In 2011, began an unusual strategy. Officials instituted a lottery to issue new car license plates, essentially forcing car buyers to wait until they can actually take a new car out for a spin. There are more lottery slots for electric vehicles than for conventional ones, so the wait is longer for would-be buyers of the latest gas-powered S.U.V. Not least, every gas-powered vehicle must remain idle one day each week, as determined by the last digits of its license plate.

Those restrictions have inspired subversion. The wealthiest have bought more cars, sometimes registering them outside the capital, so the city has in turn has imposed new restrictions on how often out-of-town cars can park in the city.

Beijing’s air has improved, at least in part because of these restrictions. A United Nations report, relying on government data, found that between 1998 and 2018 levels of transportation-related pollution decreased markedly (nitrogen dioxide declined by 55 percent and the fine, lethal particulate matter known as PM 2.5 by 81 percent). But, the city’s air quality still fails to meet national standards for fine particulate pollution and far exceeds levels the World Health Organization deems safe to breathe.

In New Delhi, Little Progress and a Growing Crisis

New Delhi’s air quality is today as notorious as Beijing once was. It is among the most polluted cities in the world because of a year-round combination of vehicle, industrial and construction-related emissions, as well as seasonal crop burning.

Delhi has taken several steps to reduce tailpipe pollution: a vast Metro system, a peripheral highway designed to keep cargo trucks out of the city, restrictions on older and more polluting vehicles, and a requirement for all buses and taxis to switch from diesel to less-polluting natural gas.

That has made barely a dent against the new motorcycles, cars and trucks coming onto the roads. Between 2006 and 2016, the number of new cars registered in the capital grew by 11 percent to a total of nearly 9 million, according to an analysis of government data by the Center for Science and Environment. The report’s authors found that 49 percent of the miles traveled every day in the Indian capital are by bus and metro, while 51 percent are by private vehicles. “There is a real need to expand public transportation in the city,” said Anumita Roy Chowdhury, the center’s director of research and advocacy.

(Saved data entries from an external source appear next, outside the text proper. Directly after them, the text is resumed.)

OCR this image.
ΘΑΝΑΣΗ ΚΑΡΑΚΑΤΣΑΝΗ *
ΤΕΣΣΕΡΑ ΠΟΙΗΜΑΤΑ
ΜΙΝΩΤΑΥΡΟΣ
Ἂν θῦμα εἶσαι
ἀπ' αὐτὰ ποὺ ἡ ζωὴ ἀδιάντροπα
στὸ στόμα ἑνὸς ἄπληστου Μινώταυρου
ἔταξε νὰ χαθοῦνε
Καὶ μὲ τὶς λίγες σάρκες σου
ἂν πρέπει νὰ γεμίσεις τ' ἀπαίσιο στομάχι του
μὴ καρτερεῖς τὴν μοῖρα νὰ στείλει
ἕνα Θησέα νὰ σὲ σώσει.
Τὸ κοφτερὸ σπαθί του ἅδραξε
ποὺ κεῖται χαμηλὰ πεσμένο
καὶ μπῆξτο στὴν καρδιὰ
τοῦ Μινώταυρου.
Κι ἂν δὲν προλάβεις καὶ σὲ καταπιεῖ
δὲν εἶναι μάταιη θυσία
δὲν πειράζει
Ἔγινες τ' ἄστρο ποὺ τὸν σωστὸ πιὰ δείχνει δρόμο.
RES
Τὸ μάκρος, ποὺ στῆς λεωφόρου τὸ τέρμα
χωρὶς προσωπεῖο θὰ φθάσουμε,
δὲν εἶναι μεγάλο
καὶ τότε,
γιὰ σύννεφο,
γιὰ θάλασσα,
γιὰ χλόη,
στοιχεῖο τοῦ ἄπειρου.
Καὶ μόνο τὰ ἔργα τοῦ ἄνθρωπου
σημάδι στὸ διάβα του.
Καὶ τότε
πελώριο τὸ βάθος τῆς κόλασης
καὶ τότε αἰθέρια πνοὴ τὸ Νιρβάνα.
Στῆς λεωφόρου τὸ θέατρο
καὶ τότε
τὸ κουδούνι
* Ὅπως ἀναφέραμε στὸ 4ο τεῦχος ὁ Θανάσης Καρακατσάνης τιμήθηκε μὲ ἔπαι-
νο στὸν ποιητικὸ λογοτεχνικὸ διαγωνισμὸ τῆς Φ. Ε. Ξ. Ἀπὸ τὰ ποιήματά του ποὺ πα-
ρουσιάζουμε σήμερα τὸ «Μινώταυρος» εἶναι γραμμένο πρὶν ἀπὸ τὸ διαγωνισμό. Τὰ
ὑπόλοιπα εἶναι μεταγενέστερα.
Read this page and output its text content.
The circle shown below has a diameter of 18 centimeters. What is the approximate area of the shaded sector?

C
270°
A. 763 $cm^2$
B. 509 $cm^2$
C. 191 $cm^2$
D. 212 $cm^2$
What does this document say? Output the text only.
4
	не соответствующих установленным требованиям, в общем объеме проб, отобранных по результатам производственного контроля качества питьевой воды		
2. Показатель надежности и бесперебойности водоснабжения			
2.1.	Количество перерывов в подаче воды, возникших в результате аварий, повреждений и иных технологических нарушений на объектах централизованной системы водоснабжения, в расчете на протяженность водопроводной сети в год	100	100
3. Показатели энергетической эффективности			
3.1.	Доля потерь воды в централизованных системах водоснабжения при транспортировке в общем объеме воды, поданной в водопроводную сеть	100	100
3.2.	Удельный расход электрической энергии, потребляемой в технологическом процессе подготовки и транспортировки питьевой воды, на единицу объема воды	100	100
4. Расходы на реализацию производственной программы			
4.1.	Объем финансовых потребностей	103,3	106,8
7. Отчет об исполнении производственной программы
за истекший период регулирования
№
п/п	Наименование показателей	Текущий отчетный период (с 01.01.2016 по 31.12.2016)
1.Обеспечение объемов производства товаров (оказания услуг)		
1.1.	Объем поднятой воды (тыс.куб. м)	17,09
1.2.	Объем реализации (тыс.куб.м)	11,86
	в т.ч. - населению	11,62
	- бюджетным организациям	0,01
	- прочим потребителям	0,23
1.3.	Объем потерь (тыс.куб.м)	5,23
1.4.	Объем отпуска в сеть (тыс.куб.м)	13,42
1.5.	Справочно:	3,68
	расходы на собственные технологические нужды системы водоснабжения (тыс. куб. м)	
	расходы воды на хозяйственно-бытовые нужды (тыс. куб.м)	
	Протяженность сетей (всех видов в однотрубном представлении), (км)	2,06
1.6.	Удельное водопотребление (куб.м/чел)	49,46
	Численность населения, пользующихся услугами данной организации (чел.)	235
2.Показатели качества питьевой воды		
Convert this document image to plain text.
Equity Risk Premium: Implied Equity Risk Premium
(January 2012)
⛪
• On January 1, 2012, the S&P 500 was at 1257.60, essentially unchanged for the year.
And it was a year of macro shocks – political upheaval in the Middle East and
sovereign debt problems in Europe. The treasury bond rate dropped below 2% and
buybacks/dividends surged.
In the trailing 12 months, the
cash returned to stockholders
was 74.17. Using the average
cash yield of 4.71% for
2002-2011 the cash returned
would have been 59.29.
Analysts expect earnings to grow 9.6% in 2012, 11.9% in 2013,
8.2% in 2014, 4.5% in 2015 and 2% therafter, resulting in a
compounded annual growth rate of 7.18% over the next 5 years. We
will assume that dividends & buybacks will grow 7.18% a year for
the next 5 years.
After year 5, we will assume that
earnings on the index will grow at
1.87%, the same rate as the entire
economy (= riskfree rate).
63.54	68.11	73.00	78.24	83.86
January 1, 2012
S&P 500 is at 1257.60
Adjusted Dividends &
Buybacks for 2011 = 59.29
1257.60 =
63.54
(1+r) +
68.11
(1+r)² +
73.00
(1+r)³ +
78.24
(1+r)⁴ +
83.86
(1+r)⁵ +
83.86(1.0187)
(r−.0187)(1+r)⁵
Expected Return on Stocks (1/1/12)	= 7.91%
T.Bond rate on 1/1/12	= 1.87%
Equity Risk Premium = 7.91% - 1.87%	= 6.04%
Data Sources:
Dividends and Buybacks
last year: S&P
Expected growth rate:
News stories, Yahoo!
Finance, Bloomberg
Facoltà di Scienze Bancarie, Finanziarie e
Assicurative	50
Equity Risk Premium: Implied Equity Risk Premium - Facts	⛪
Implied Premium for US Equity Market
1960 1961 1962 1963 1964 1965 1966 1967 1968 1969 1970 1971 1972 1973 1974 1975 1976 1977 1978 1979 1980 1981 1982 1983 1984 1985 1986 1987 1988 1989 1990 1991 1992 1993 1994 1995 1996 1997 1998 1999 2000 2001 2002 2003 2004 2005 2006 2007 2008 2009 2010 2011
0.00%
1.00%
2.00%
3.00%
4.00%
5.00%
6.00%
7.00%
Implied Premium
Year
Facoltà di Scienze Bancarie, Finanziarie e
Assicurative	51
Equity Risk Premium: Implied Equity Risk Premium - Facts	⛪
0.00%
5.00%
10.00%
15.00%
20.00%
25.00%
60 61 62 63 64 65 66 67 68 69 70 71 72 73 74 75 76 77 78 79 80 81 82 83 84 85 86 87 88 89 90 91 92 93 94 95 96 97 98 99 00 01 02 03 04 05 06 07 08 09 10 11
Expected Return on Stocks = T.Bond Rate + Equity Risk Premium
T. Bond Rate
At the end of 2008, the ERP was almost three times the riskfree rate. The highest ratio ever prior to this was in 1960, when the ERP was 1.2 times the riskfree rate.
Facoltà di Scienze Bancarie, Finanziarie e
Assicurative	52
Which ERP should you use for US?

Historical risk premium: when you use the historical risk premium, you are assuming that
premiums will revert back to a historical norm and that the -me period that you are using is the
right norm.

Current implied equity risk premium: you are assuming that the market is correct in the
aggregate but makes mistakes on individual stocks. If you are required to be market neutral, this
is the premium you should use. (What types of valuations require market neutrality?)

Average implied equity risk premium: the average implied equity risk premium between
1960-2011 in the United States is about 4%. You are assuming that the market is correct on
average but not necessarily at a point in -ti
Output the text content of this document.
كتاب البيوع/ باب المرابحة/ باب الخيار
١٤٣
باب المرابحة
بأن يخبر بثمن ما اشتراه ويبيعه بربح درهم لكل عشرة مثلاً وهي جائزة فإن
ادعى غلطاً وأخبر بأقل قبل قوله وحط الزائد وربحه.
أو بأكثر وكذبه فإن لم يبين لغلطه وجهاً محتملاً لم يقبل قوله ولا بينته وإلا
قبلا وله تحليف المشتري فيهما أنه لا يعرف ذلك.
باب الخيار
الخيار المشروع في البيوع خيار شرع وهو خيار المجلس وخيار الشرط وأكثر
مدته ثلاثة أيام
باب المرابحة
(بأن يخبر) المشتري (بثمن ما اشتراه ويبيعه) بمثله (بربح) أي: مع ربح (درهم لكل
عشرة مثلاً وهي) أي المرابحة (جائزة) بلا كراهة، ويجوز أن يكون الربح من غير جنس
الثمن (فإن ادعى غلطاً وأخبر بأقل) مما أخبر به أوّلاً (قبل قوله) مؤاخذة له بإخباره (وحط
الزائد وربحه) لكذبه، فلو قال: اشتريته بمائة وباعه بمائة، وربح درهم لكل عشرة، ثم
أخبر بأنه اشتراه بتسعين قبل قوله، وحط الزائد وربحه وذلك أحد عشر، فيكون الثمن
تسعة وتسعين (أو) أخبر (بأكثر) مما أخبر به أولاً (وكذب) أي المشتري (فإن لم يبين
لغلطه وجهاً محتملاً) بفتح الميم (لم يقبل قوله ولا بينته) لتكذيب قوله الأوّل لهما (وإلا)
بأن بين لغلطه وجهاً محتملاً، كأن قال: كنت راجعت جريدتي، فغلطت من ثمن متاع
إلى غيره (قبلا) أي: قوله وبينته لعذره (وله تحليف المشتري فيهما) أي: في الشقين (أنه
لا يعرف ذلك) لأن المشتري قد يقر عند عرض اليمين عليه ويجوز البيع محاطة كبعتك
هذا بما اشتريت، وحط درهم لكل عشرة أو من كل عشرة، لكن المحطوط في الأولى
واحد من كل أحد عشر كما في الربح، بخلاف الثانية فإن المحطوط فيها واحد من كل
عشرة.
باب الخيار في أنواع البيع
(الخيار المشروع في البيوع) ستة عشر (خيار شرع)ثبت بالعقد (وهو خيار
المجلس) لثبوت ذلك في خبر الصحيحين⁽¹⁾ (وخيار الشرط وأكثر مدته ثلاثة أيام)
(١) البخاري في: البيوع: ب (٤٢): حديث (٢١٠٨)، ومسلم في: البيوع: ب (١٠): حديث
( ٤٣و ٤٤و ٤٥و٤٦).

In November, when the city was blanketed by hazardous air, Chief Minister Arvind Kejriwal, campaigning for re-election, rolled out the third and strictest measure to curb the number of cars on the roads. License plates ending in even and odd numbers would have to take turns every other day for the first two weeks of November, which is peak pollution season. Mr. Kejriwal, facing a bitter re-election contest, extended the ban for the first time to vehicles used by federal government officials.

Will it work? The last two times an odd-even measure was tried, it improved the air a bit, according to a study by the University of Chicago. But it was a temporary gain, and the city’s air remains extremely hazardous for the approximately 20 million people who live there.

In Madrid, a Partisan Tug-of-War

The Spanish capital is in the throes of a heated debate about what kind of a city it wants to be, and cars are at the heart of it.

City officials last year rolled out one of the toughest auto restrictions in the world: A ban on most conventional cars in a portion of the city center, with fines for violators. The measure came after the European Commission said Madrid was falling short of its air-pollution reduction targets. After the ban, according to the city’s own air pollution sensors, there was measurable improvement.

Not everyone saw it as an improvement, though. Conservatives won a city election this year and they were keen to undo their liberal predecessors’ decrees. In July, the city announced it would scrap the fines, marshaling its own data showing that pollution had worsened around the no-car zone.

The reversal was short lived. Within a week, a judge stepped in, ordering the city to continue imposing fines for those who drive into the city center. The judge’s rationale: People need to breathe clean air.